The road to the Clayton County jail is named Tara Boulevard, which sounds pleasant until you’re on it. Then it stretches on for miles, an endless purgatory of Hooters, Checkers, Popeyes and massage parlors with charmingly ironic names like the Good Natural Spa. Driving down Tara Boulevard is to be reminded that, ultimately, we are little more than consumers of flesh, and we’ll take it whether it’s served in bags or wrapped in Lycra.
Photograph by Jonathan Hollada
You know you’re close to the jail when the spas give way to the bail/bondsmen. Most notable of these is Free at Last, which subscribes to two of the cardinal rules of commerce: It has a memorable name (offensive yet clever) and a location that’s convenient for its clientele—in this case, directly across Tara Boulevard from the Harold R. Banke Justice Center, an absolutely massive (727,000 square feet) complex where the front door opens onto a set of towering Greek columns and the back door opens onto a courtyard ribboned with razor wire.

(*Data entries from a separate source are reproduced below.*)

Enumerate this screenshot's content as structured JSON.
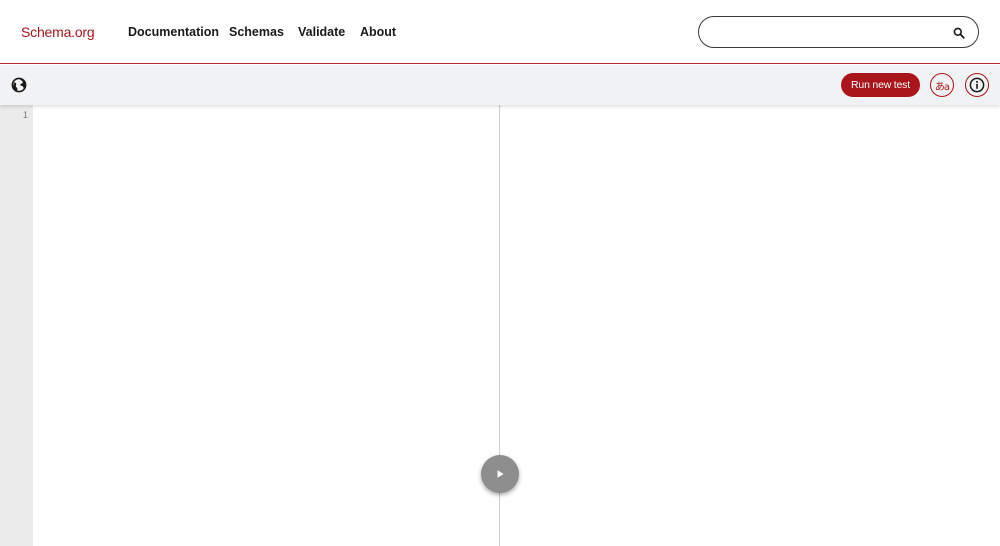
{
  "header": {
    "logo": "Schema.org",
    "nav": [
      {
        "label": "Documentation"
      },
      {
        "label": "Schemas"
      },
      {
        "label": "Validate"
      },
      {
        "label": "About"
      }
    ],
    "search": {
      "value": "",
      "placeholder": ""
    }
  },
  "toolbar": {
    "run_label": "Run new test",
    "lang_glyph": "あa"
  },
  "editor": {
    "line_numbers": [
      "1"
    ]
  },
  "icons": {
    "globe": "globe-icon",
    "search": "search-icon",
    "language": "language-icon",
    "info": "info-icon",
    "play": "play-icon"
  },
  "colors": {
    "brand": "#a8161b",
    "toolbar_bg": "#f1f2f3",
    "gutter_bg": "#ebebeb",
    "play_bg": "#8e8e8e"
  }
}
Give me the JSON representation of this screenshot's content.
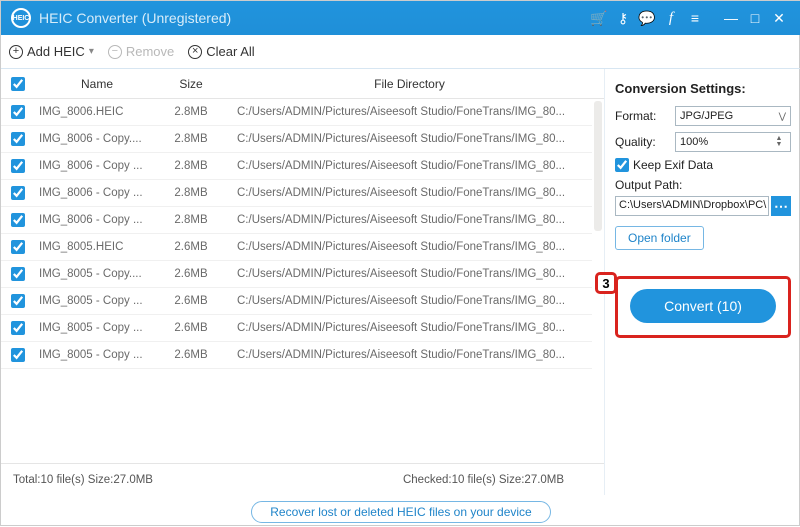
{
  "title": "HEIC Converter (Unregistered)",
  "toolbar": {
    "addHeic": "Add HEIC",
    "remove": "Remove",
    "clearAll": "Clear All"
  },
  "columns": {
    "name": "Name",
    "size": "Size",
    "dir": "File Directory"
  },
  "rows": [
    {
      "checked": true,
      "name": "IMG_8006.HEIC",
      "size": "2.8MB",
      "dir": "C:/Users/ADMIN/Pictures/Aiseesoft Studio/FoneTrans/IMG_80..."
    },
    {
      "checked": true,
      "name": "IMG_8006 - Copy....",
      "size": "2.8MB",
      "dir": "C:/Users/ADMIN/Pictures/Aiseesoft Studio/FoneTrans/IMG_80..."
    },
    {
      "checked": true,
      "name": "IMG_8006 - Copy ...",
      "size": "2.8MB",
      "dir": "C:/Users/ADMIN/Pictures/Aiseesoft Studio/FoneTrans/IMG_80..."
    },
    {
      "checked": true,
      "name": "IMG_8006 - Copy ...",
      "size": "2.8MB",
      "dir": "C:/Users/ADMIN/Pictures/Aiseesoft Studio/FoneTrans/IMG_80..."
    },
    {
      "checked": true,
      "name": "IMG_8006 - Copy ...",
      "size": "2.8MB",
      "dir": "C:/Users/ADMIN/Pictures/Aiseesoft Studio/FoneTrans/IMG_80..."
    },
    {
      "checked": true,
      "name": "IMG_8005.HEIC",
      "size": "2.6MB",
      "dir": "C:/Users/ADMIN/Pictures/Aiseesoft Studio/FoneTrans/IMG_80..."
    },
    {
      "checked": true,
      "name": "IMG_8005 - Copy....",
      "size": "2.6MB",
      "dir": "C:/Users/ADMIN/Pictures/Aiseesoft Studio/FoneTrans/IMG_80..."
    },
    {
      "checked": true,
      "name": "IMG_8005 - Copy ...",
      "size": "2.6MB",
      "dir": "C:/Users/ADMIN/Pictures/Aiseesoft Studio/FoneTrans/IMG_80..."
    },
    {
      "checked": true,
      "name": "IMG_8005 - Copy ...",
      "size": "2.6MB",
      "dir": "C:/Users/ADMIN/Pictures/Aiseesoft Studio/FoneTrans/IMG_80..."
    },
    {
      "checked": true,
      "name": "IMG_8005 - Copy ...",
      "size": "2.6MB",
      "dir": "C:/Users/ADMIN/Pictures/Aiseesoft Studio/FoneTrans/IMG_80..."
    }
  ],
  "status": {
    "total": "Total:10 file(s) Size:27.0MB",
    "checked": "Checked:10 file(s) Size:27.0MB"
  },
  "settings": {
    "title": "Conversion Settings:",
    "formatLabel": "Format:",
    "formatValue": "JPG/JPEG",
    "qualityLabel": "Quality:",
    "qualityValue": "100%",
    "keepExif": "Keep Exif Data",
    "outputPathLabel": "Output Path:",
    "outputPath": "C:\\Users\\ADMIN\\Dropbox\\PC\\",
    "openFolder": "Open folder",
    "convert": "Convert (10)"
  },
  "annotation": {
    "step": "3"
  },
  "recover": "Recover lost or deleted HEIC files on your device"
}
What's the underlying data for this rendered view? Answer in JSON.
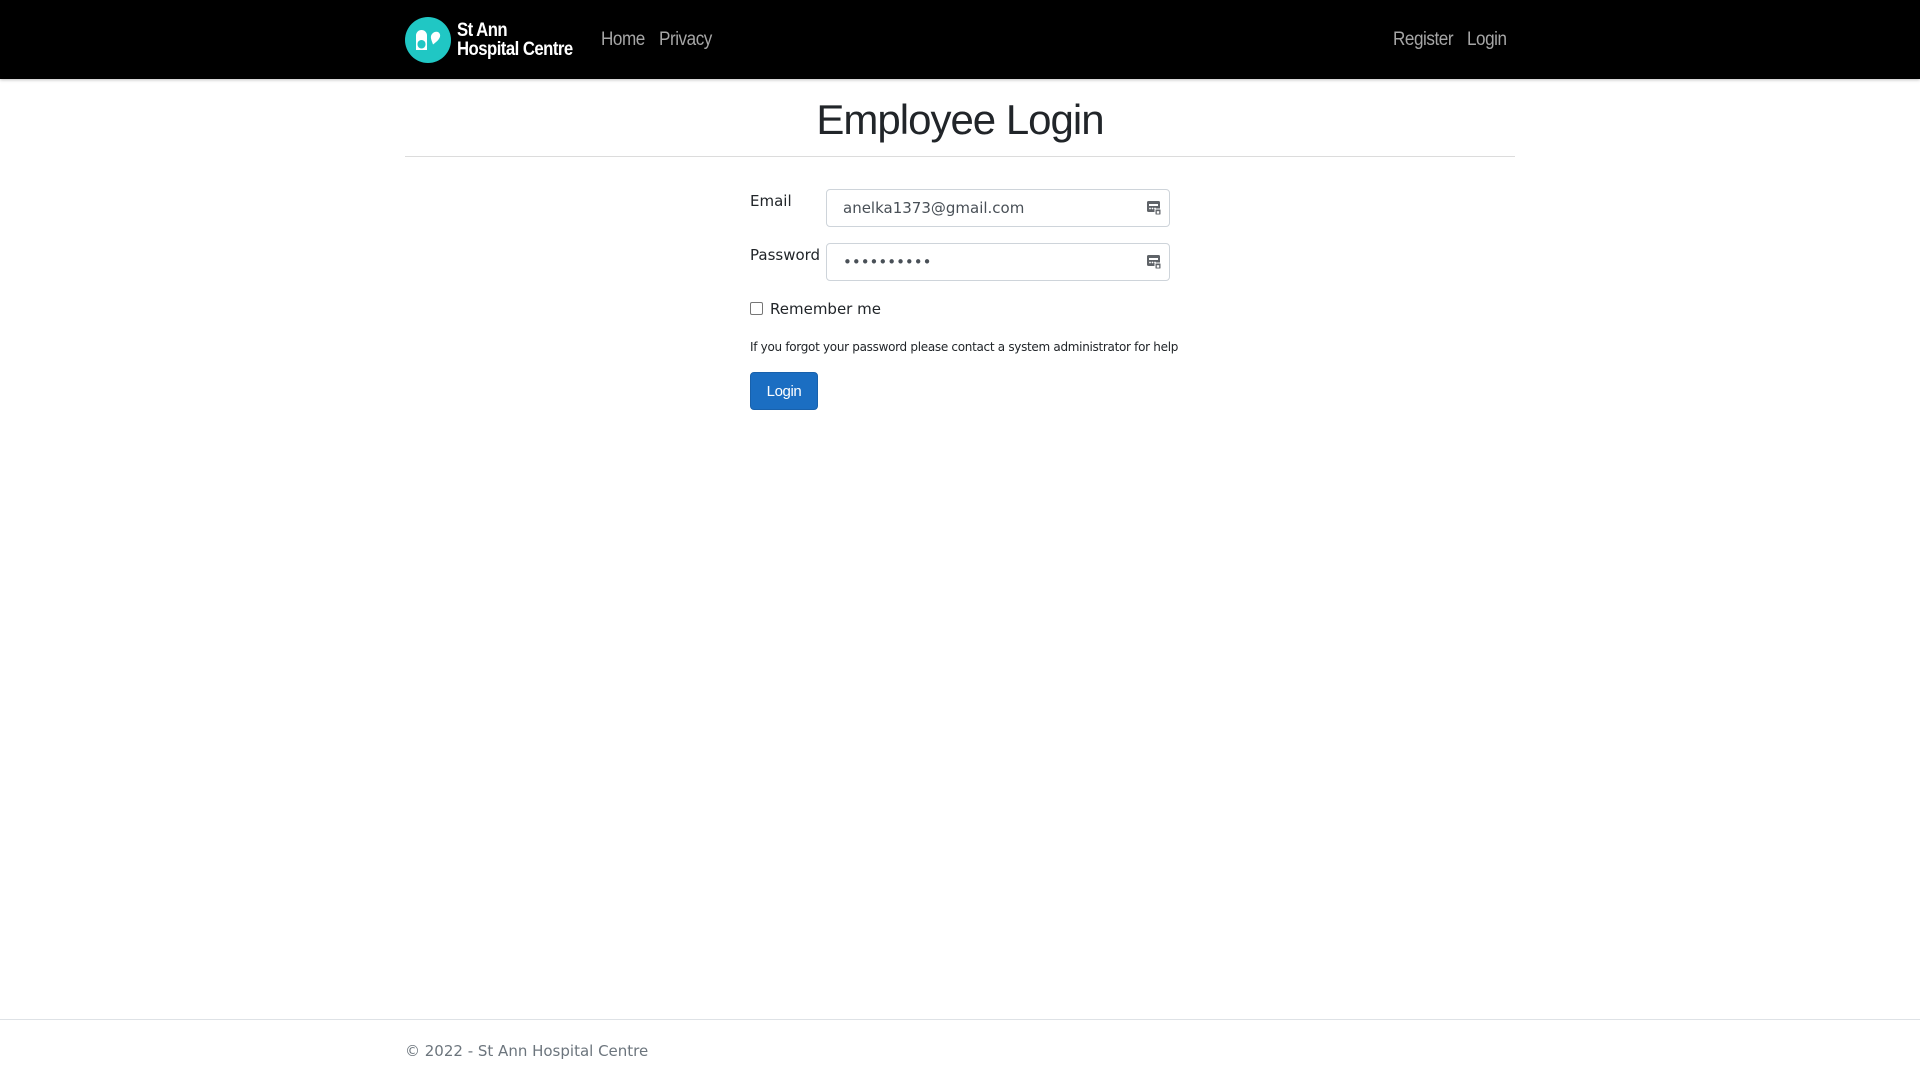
{
  "navbar": {
    "brand_line1": "St Ann",
    "brand_line2": "Hospital Centre",
    "links_left": [
      "Home",
      "Privacy"
    ],
    "links_right": [
      "Register",
      "Login"
    ],
    "logo_icon": "pill-heart-icon",
    "background_color": "#000000",
    "logo_color": "#20c7c4",
    "link_color": "#a6a6a6"
  },
  "main": {
    "title": "Employee Login",
    "email_label": "Email",
    "email_value": "anelka1373@gmail.com",
    "password_label": "Password",
    "password_value": "••••••••••",
    "field_icon": "password-manager-icon",
    "remember_label": "Remember me",
    "remember_checked": false,
    "help_text": "If you forgot your password please contact a system administrator for help",
    "login_button": "Login",
    "button_color": "#1b6ec2"
  },
  "footer": {
    "text": "© 2022 - St Ann Hospital Centre"
  }
}
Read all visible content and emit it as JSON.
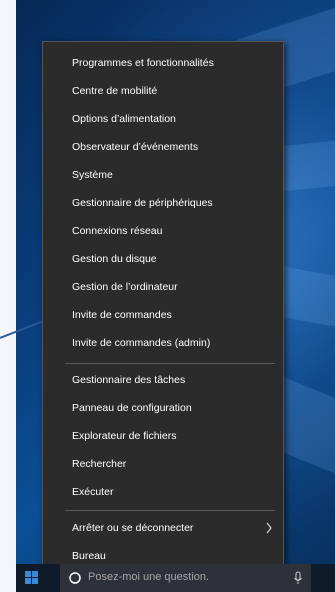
{
  "context_menu": {
    "items": [
      {
        "label": "Programmes et fonctionnalités"
      },
      {
        "label": "Centre de mobilité"
      },
      {
        "label": "Options d’alimentation"
      },
      {
        "label": "Observateur d’événements"
      },
      {
        "label": "Système"
      },
      {
        "label": "Gestionnaire de périphériques"
      },
      {
        "label": "Connexions réseau"
      },
      {
        "label": "Gestion du disque"
      },
      {
        "label": "Gestion de l’ordinateur"
      },
      {
        "label": "Invite de commandes"
      },
      {
        "label": "Invite de commandes (admin)"
      },
      {
        "label": "Gestionnaire des tâches"
      },
      {
        "label": "Panneau de configuration"
      },
      {
        "label": "Explorateur de fichiers"
      },
      {
        "label": "Rechercher"
      },
      {
        "label": "Exécuter"
      },
      {
        "label": "Arrêter ou se déconnecter",
        "submenu_icon": "chevron-right-icon"
      },
      {
        "label": "Bureau"
      }
    ]
  },
  "taskbar": {
    "search_placeholder": "Posez-moi une question.",
    "start_icon": "windows-logo-icon",
    "mic_icon": "microphone-icon"
  },
  "colors": {
    "menu_bg": "#2b2b2b",
    "menu_text": "#ffffff",
    "separator": "#5a5a5a",
    "taskbar_bg": "#0f1a2a",
    "accent_blue": "#3b8ad9"
  }
}
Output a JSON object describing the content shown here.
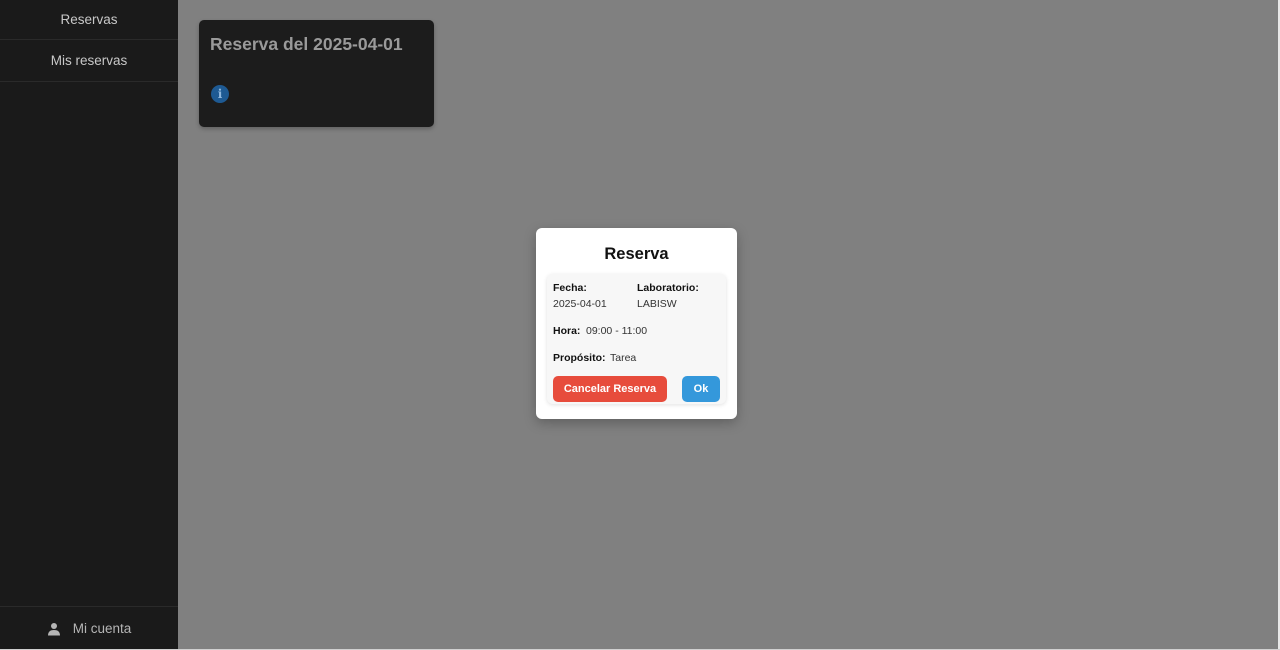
{
  "sidebar": {
    "items": [
      {
        "label": "Reservas"
      },
      {
        "label": "Mis reservas"
      }
    ],
    "account": {
      "label": "Mi cuenta",
      "icon": "user-icon"
    }
  },
  "card": {
    "title": "Reserva del 2025-04-01",
    "info_icon_glyph": "i",
    "info_icon": "info-icon"
  },
  "modal": {
    "title": "Reserva",
    "fecha_label": "Fecha:",
    "fecha_value": "2025-04-01",
    "laboratorio_label": "Laboratorio:",
    "laboratorio_value": "LABISW",
    "hora_label": "Hora:",
    "hora_value": "09:00 - 11:00",
    "proposito_label": "Propósito:",
    "proposito_value": "Tarea",
    "cancel_label": "Cancelar Reserva",
    "ok_label": "Ok"
  },
  "colors": {
    "sidebar_bg": "#1a1a1a",
    "overlay_bg": "#808080",
    "cancel": "#e74c3c",
    "ok": "#3498db"
  }
}
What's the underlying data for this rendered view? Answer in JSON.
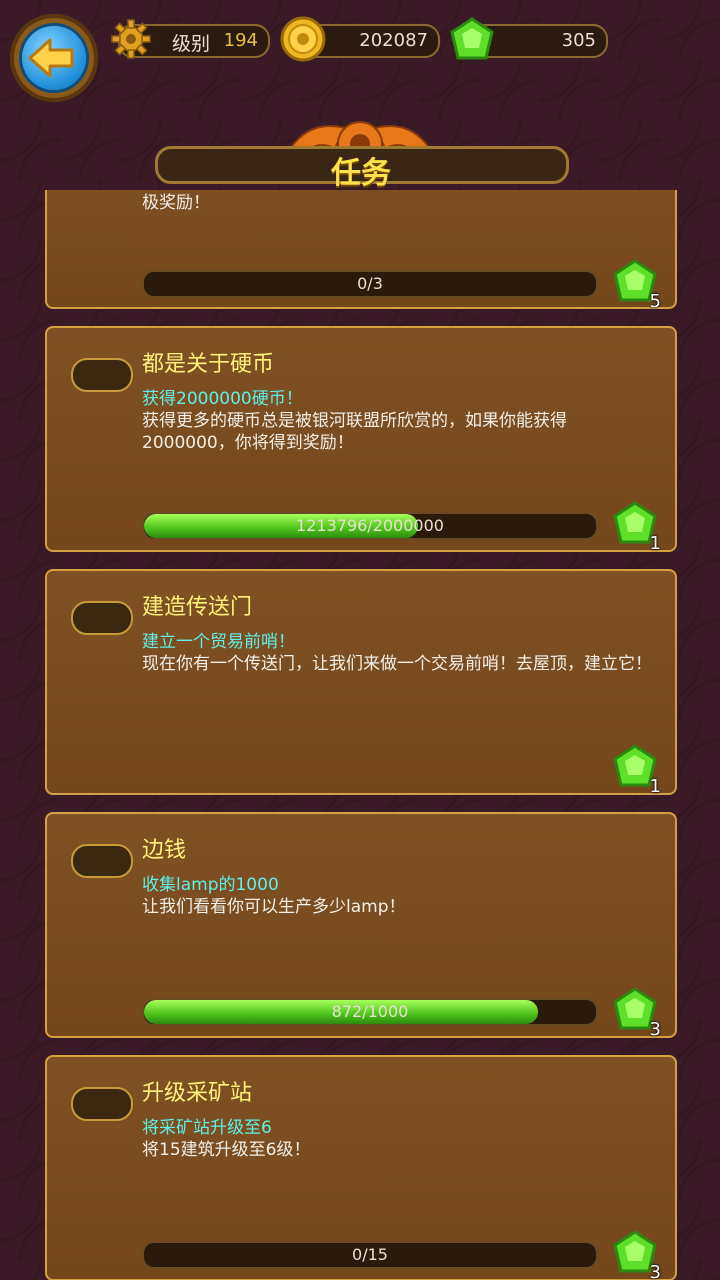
{
  "header": {
    "level_label": "级别",
    "level_value": "194",
    "coins": "202087",
    "gems": "305",
    "title": "任务"
  },
  "quests": [
    {
      "name": "",
      "subtitle": "",
      "description": "极奖励！",
      "progress_text": "0/3",
      "progress": 0.0,
      "reward": "5"
    },
    {
      "name": "都是关于硬币",
      "subtitle": "获得2000000硬币！",
      "description": "获得更多的硬币总是被银河联盟所欣赏的，如果你能获得2000000，你将得到奖励！",
      "progress_text": "1213796/2000000",
      "progress": 0.607,
      "reward": "1"
    },
    {
      "name": "建造传送门",
      "subtitle": "建立一个贸易前哨！",
      "description": "现在你有一个传送门，让我们来做一个交易前哨！去屋顶，建立它！",
      "progress_text": "",
      "progress": null,
      "reward": "1"
    },
    {
      "name": "边钱",
      "subtitle": "收集lamp的1000",
      "description": "让我们看看你可以生产多少lamp！",
      "progress_text": "872/1000",
      "progress": 0.872,
      "reward": "3"
    },
    {
      "name": "升级采矿站",
      "subtitle": "将采矿站升级至6",
      "description": "将15建筑升级至6级！",
      "progress_text": "0/15",
      "progress": 0.0,
      "reward": "3"
    }
  ]
}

In most counties, a courthouse is downtown and the jail is miles away in the suburbs. In Clayton County, you can be sentenced in one room and locked up in another, all without once stepping outside.
The sheriff in charge of the jail is a man named Victor Hill, who took office on January 1, 2005. Hill wears a pencil moustache, clock-shaped Gino Franco cufflinks that actually tell time and a badge hanging from a chain around his neck. He stands 5-feet-5. Short men with power and the lust for more are inevitably likened to Napoleon, and in his 18 months as sheriff, Hill hasn’t done much to invalidate the comparison. On his first Monday in office, he summoned 27 employees to the jail on the pretense of reinstating them. Instead, he fired them. He assigned sharpshooters to watch over the proceedings as the sacked workers—most of whom had supported the outgoing sheriff that Hill had unseated—handed over their guns and badges.
Hill’s actions made headlines from New York to Los Angeles. Cynthia Tucker, the Atlanta Journal-Constitution columnist who believes the office of sheriff became obsolete sometime around the dawn of the horseless carriage, called Hill a “tyrant in uniform.” The fired workers sued. And the whole affair brought to a boil the simmering resentment between Hill and Eldrin Bell, the former Atlanta police chief who is now the Clayton County Commission chairman. Over the past two years, Hill and Bell have cultivated the kind of animosity that can thrive only between people who were once close (Hill used to be Bell’s driver and protégé). But unlike most feuds between friends, this one has played out publicly—in newspapers, courtrooms and the halls of Clayton County government. The two men probably share more traits than not—both, for example, are extroverts with a reputation for flamboyance and obstinacy—but their likenesses appear only to have widened the gulf between them.
Bell isn’t talking (he says county lawyers have advised him not to), but Hill is. In fact, it’s hard to get him to stop. The office of sheriff in metro Atlanta, he feels, has been mocked, maligned and shortchanged. Hill’s plan is to “restore the office to its original jurisdiction,” which is another way of saying he wants to absorb the county police department into his office and kick its chief to the curb. That Hill used to work for that very department, under that very police chief, points up a conundrum typical to Victor Hill and his leadership agenda—the conflation of ambition with vendetta. Figuring out which is which can get confusing.
One thing, however, is crystal-clear: Victor Hill wants to change what it means to be a sheriff in the state of Georgia.